A Norwegian electric aviation test project carried out between Bristow, BETA Technologies, airport operator Avinor and CAA Norway has concluded after six months of operational testing. The BETA Technologies ALIA aircraft performed 126 flights covering 8,748 nautical miles (16,201km) on a cargo route between Stavanger and Bergen. Airports, air traffic control and regulators were able to gain hands-on experience with charging infrastructure, winter operations, new procedures and future training needs. The project also highlighted strategic needs for the next phase of electric aviation, including the development of robust charging solutions, winter-adapted infrastructure and dedicated training for fire and rescue services related to batteries and alternative fuels.

A case brought by a coalition of NGOs, including Opportunity Green, was due to be heard on February 24 in the EU General Court in Luxembourg. The case challenges the European Commission’s decision to allow fossil fuel-powered planes and ships to be labelled as ‘sustainable investments’ under the EU Taxonomy, the EU’s green finance classification system. The judgment could take 9 to 11 months after the hearing. The NGOs had formally asked the Commission two years ago to reconsider the Taxonomy criteria for the two transport sectors but the Commission refused.

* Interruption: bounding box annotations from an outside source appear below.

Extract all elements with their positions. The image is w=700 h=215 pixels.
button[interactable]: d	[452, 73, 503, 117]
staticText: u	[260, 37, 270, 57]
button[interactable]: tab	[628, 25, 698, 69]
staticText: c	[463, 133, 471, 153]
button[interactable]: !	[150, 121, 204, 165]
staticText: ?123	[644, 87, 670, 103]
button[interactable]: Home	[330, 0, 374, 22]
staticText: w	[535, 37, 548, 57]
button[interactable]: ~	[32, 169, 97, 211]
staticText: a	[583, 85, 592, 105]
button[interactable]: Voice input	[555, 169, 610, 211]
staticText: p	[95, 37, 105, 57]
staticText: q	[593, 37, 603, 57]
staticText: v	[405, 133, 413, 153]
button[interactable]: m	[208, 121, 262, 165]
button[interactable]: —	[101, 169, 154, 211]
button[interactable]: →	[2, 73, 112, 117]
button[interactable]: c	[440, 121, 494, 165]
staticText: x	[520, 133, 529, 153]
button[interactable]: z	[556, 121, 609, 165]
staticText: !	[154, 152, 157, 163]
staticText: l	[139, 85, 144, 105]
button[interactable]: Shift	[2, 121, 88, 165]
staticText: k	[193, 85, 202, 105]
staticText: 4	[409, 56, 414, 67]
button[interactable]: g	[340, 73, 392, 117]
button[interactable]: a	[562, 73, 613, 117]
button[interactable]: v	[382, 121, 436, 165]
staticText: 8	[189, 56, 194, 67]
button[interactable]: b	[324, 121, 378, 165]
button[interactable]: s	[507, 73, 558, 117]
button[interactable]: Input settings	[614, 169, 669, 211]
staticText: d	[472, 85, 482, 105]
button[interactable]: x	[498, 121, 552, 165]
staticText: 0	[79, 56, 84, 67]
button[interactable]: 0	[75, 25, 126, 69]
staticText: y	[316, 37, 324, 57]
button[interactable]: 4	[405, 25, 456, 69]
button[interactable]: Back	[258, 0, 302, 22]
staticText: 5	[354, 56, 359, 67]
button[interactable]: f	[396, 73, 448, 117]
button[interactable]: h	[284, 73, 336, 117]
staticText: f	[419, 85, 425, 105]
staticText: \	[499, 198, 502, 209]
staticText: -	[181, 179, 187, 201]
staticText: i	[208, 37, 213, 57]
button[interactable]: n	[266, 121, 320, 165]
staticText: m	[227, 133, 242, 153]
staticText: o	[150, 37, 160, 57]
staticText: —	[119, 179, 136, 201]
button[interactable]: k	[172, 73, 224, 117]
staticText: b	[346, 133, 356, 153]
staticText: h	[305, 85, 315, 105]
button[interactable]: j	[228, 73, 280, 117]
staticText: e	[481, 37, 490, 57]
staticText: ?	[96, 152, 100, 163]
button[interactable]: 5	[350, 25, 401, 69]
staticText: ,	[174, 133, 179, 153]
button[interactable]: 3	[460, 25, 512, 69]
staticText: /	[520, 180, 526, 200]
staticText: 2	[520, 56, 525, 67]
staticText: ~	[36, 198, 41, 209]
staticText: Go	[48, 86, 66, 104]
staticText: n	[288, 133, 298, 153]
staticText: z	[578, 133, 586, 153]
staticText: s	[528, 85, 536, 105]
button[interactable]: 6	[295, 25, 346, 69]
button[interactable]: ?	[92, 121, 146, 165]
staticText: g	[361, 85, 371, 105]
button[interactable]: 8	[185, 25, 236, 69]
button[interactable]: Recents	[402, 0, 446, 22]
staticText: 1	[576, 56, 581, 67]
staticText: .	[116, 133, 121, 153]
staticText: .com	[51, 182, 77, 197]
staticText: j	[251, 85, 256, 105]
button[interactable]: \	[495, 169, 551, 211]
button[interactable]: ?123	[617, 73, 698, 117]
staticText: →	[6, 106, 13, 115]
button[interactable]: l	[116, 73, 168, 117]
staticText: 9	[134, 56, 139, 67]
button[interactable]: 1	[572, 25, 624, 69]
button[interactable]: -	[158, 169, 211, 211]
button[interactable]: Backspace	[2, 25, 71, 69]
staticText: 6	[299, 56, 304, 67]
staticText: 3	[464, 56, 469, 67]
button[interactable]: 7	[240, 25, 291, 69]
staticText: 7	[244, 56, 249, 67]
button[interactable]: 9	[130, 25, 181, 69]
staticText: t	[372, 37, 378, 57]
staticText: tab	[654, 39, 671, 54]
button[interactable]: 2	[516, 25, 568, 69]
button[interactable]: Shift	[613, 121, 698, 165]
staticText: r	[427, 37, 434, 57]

The Emerging Africa & Asia Infrastructure Fund, managed by Ninety One, has committed €40 million ($47m) in sustainability-linked financing to Cabo Verde Airports to support the second phase of a programme to expand, modernise and decarbonise seven airports across Cabo Verde, the Small Island Developing State off the coast of West Africa. The programme is designed to accommodate sustained growth in passenger traffic while improving service quality and safety. Sustainability measures embedded in the programme include on-site solar PV and battery storage, energy-efficient terminal upgrades, external shading to improve occupant comfort and reduce energy demand, water recycling and wastewater treatment facilities, improved surface water drainage systems, and commitments to reduce airport emissions by 30% by 2030, with a pathway consistent with Vinci Concessions’ objective to reach net zero by 2050.

Lufthansa and sister airlines SWISS and Edelweiss have joined the IATA Turbulence Aware programme that collects anonymised data on turbulence from flights operated by participating airlines. This real-time data provides pilots with accurate information about current atmospheric conditions, and supplements traditional weather forecasts and enables more precise flight planning. Scientists attribute the increase in the frequency and intensity of aircraft turbulence to climate change because of how it alters wind patterns and weather conditions.

UK leisure carrier Jet2.com has completed a two-year retrofit installation programme, which has seen Split Scimitar Winglets supplied by Aviation Partners Boeing installed onto 74 of its Boeing 737-800NG aircraft. The retrofit is expecting to reduce fuel burn by 1.5%, representing a decrease in annual fuel consumption by more than 11 million litres and cut the airline’s annual carbon emissions by over 28,000 tonnes.

European trade body Airlines for Europe (A4E) says EU airlines are shouldering a disproportionate share of the EU Emissions Trading System (EU ETS) and is calling for its reform. A4E chief Ourania Georgoutsakou said the scheme should not be extended to routes beyond the EU, a proposal under consideration by the EU. “If the EU is serious about protecting competitiveness, the fairest way to level the global playing field is to bring down ETS costs in line with the international CORSIA mechanism,” she said. ETS prices remain volatile and far above forecasts, argue A4E, and would translate into costs of around €5 billion by 2030, double that of 2024, as free allowances for aviation are fully phased out.